Aber weder die Katze noch die Hexenfreundin konnten der normalen Hexe den Wunsch nach einem normalen Zauberer erfüllen. Es gab Dinge, die eine normale Hexe nur mit einem normalen Zauberer tun konnte. Zum Beispiel schweigsam gegenübersitzen und sich trotzdem wohl fühlen. Oder viel reden und der Mann hört stundenlang zu. Oder Händchen haltend gemeinsam im Wald spazieren gehen.
 
Die normale Hexe rief als per Hexentelefon bei der Hexendatingzentrale an und fragte, ob es in ihrem Wald einen Zauberer gibt, der weder zu schön noch zu häßlich, weder zu dumm noch zu klug, weder zu alt noch zu jung war. Und vor allem musste er natürlich offen für eine Beziehung zu einer Hexe sein, die auch weder zu schön noch zu häßlich, zu dumm oder zu klug und zu jung oder zu alt war.
 
Die Hexendatingbörse fand tatsächlich etwas entfernt im Wald einen alten Zauberer.
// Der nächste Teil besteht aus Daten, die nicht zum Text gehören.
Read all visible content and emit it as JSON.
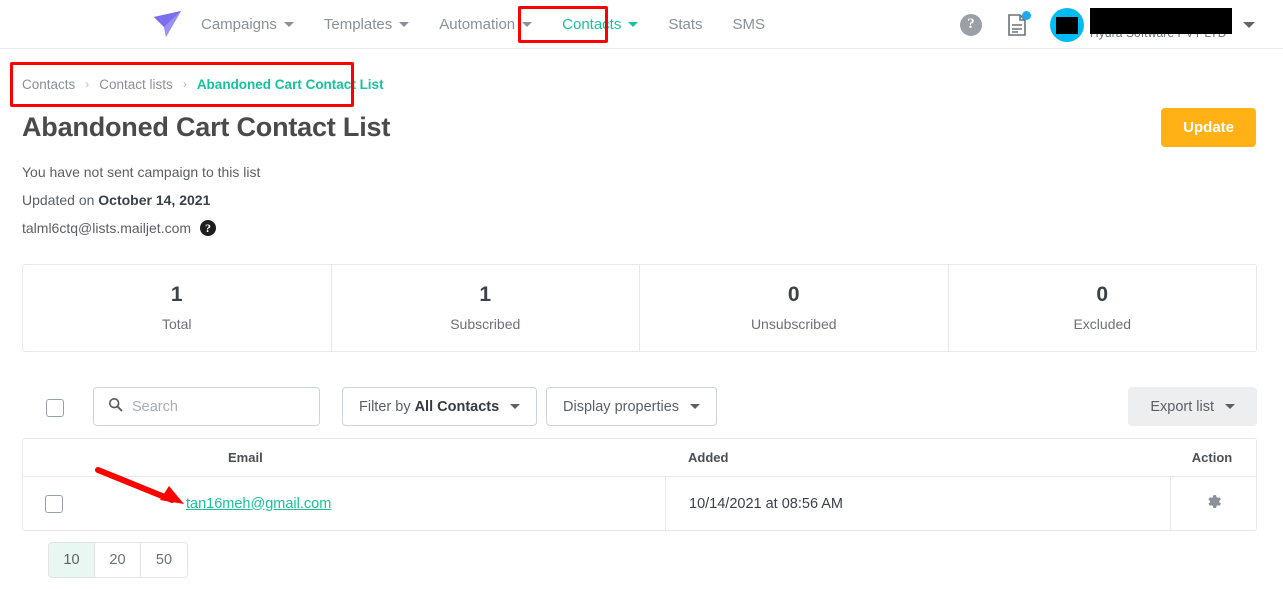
{
  "nav": {
    "logo_icon": "paper-plane-logo",
    "items": [
      {
        "label": "Campaigns",
        "has_caret": true,
        "active": false
      },
      {
        "label": "Templates",
        "has_caret": true,
        "active": false
      },
      {
        "label": "Automation",
        "has_caret": true,
        "active": false
      },
      {
        "label": "Contacts",
        "has_caret": true,
        "active": true
      },
      {
        "label": "Stats",
        "has_caret": false,
        "active": false
      },
      {
        "label": "SMS",
        "has_caret": false,
        "active": false
      }
    ],
    "help_icon_glyph": "?",
    "doc_icon": "document-icon",
    "notification_dot_color": "#1fa8f0",
    "avatar_color": "#00bcf2",
    "account_name": "Hydra Software PVT LTD",
    "account_caret": "chevron-down-icon"
  },
  "breadcrumb": {
    "items": [
      "Contacts",
      "Contact lists",
      "Abandoned Cart Contact List"
    ],
    "separator": "›"
  },
  "page": {
    "title": "Abandoned Cart Contact List",
    "update_label": "Update",
    "campaign_note": "You have not sent campaign to this list",
    "updated_prefix": "Updated on ",
    "updated_date": "October 14, 2021",
    "list_email": "talml6ctq@lists.mailjet.com",
    "help_glyph": "?"
  },
  "stats": [
    {
      "value": "1",
      "label": "Total"
    },
    {
      "value": "1",
      "label": "Subscribed"
    },
    {
      "value": "0",
      "label": "Unsubscribed"
    },
    {
      "value": "0",
      "label": "Excluded"
    }
  ],
  "toolbar": {
    "search_placeholder": "Search",
    "search_value": "",
    "search_icon": "search-icon",
    "filter_prefix": "Filter by ",
    "filter_value": "All Contacts",
    "display_properties_label": "Display properties",
    "export_label": "Export list"
  },
  "table": {
    "columns": [
      "Email",
      "Added",
      "Action"
    ],
    "rows": [
      {
        "email": "tan16meh@gmail.com",
        "added": "10/14/2021 at 08:56 AM",
        "action_icon": "gear-icon"
      }
    ]
  },
  "pagination": {
    "options": [
      "10",
      "20",
      "50"
    ],
    "selected": "10"
  },
  "annotations": {
    "highlight_color": "#ff0000",
    "arrow_target": "tan16meh@gmail.com",
    "boxes": [
      "contacts-nav-item",
      "breadcrumb"
    ]
  },
  "colors": {
    "accent_teal": "#15c39a",
    "update_orange": "#ffb116",
    "logo_purple": "#7b6ff0",
    "annotation_red": "#ff0000"
  }
}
Allerdings war er bereits ziemlich alt, außerdem noch ziemlich häßlich, dafür aber sehr klug und vor allem sehr humorvoll. So etwas lieben Hexen an einem Zauberer.
 
Die Hexe setzte sich auf ihren Hexenbesen, die Katze kam auf ihren Hexenbuckel, und schon flogen sie los. Dank ihres Hexennavis, ihrer inneren Stimme, fand sie auch schnell das Haus des alten Zauberers. Sie umkreiste dreimal auf ihrem Hexenbesen das Haus. Das ist ein altes Zauberritual. Der Zauberer findet dann eine Hexe sehr schön und verliebt sich unsterblich in sie.
 
Der Zauber funktionierte auch sehr gut. Der alte Zauberer war sofort dem Liebreiz der Hexe verfallen. Sein ganzer Verstand verließ ihn sofort und er wollte nur noch mit der Hexe reden. Unter reden verstehen wir hier, dass die Hexe redet und der Zauberer zuhört und manchmal etwas brummt. Soweit so gut.
 
Die Hexe hatte ihr Ziel erreicht. Sie entspannte sich etwas und wendete ihren Blick vom Zauberer ab und der Wohnung des Zauberer zu. Und was musste sie dort erblicken? Unordnung, Schmutz und Staub. Zum Glück hatte die Hexe ihren Hexenbesen dabei. Sie begann sofort das Haus des Zauberers zu säubern. Danach fühlte sich der Zauber in seinem Haus nicht mehr wohl. Er fand nichts mehr wieder, weil die Hexe es entweder weggeschmissen oder an einen anderen Ort gelegt hatte.
 
Aber die Hexe mochte jetzt gerne in dem Haus des Zauberers sein. Sie zog auch sofort bei ihm ein. Jetzt gingen der Zauberer und die Hexe jeden Tag mit der Katze im Wald spazieren, backten Zauberkekse, aßen viel, lachten viel und wurden beide nach einiger Zeit ziemlich dick.
 
Sie hatten auch beide ein gemeinsames Thema. Das ist sehr wichtig für eine gute Beziehung zwischen einer Hexe und einem Zauberer. Sie interessierten sich beide für den inneren Glücks Zauber. An äußeren Dingen hatten sie im Laufe ihres langen Zauberlebens bereits alles Mögliche gezaubert. Äußerer Zauber war langweilig, auch wenn die Hexe immer noch gerne von Zeit zu Zeit schöne Dinge aus dem Internet herzauberte und damit das Haus des Zauberers vollstopfte, bis alle Schränke überzulaufen drohten.
 
Das Hauptinteresse beider lag bei dem inneren Zauber. Wie konnte man Glück, Liebe und Frieden in einem Menschen erzeugen? Wie konnte man die Welt zu einem friedlicheren und glücklicheren Ort machen, an dem die Liebe und nicht der Egoismus herrschen? Es gab viele böse Zauberer und Hexen auf der Welt. Wie konnte es gelingen, die Herzen aller Menschen zu verwandeln, dass sie vom Hass zur Liebe kamen?
 
Das ist eine große Kunst. Es ist die größte Zauberkunst überhaupt. Und dieser Kunst hatten sich unsere beiden Freunde verschrieben. Dabei mussten sie erst einmal in ihrem eigenen Geist anfangen. Die Hexe war manchmal etwas dominant und liebte es zu streiten. Dann zog sich der Zauberer in sein Zimmer zurück und meditierte tagelang, bis er wieder gesprächsbereit war.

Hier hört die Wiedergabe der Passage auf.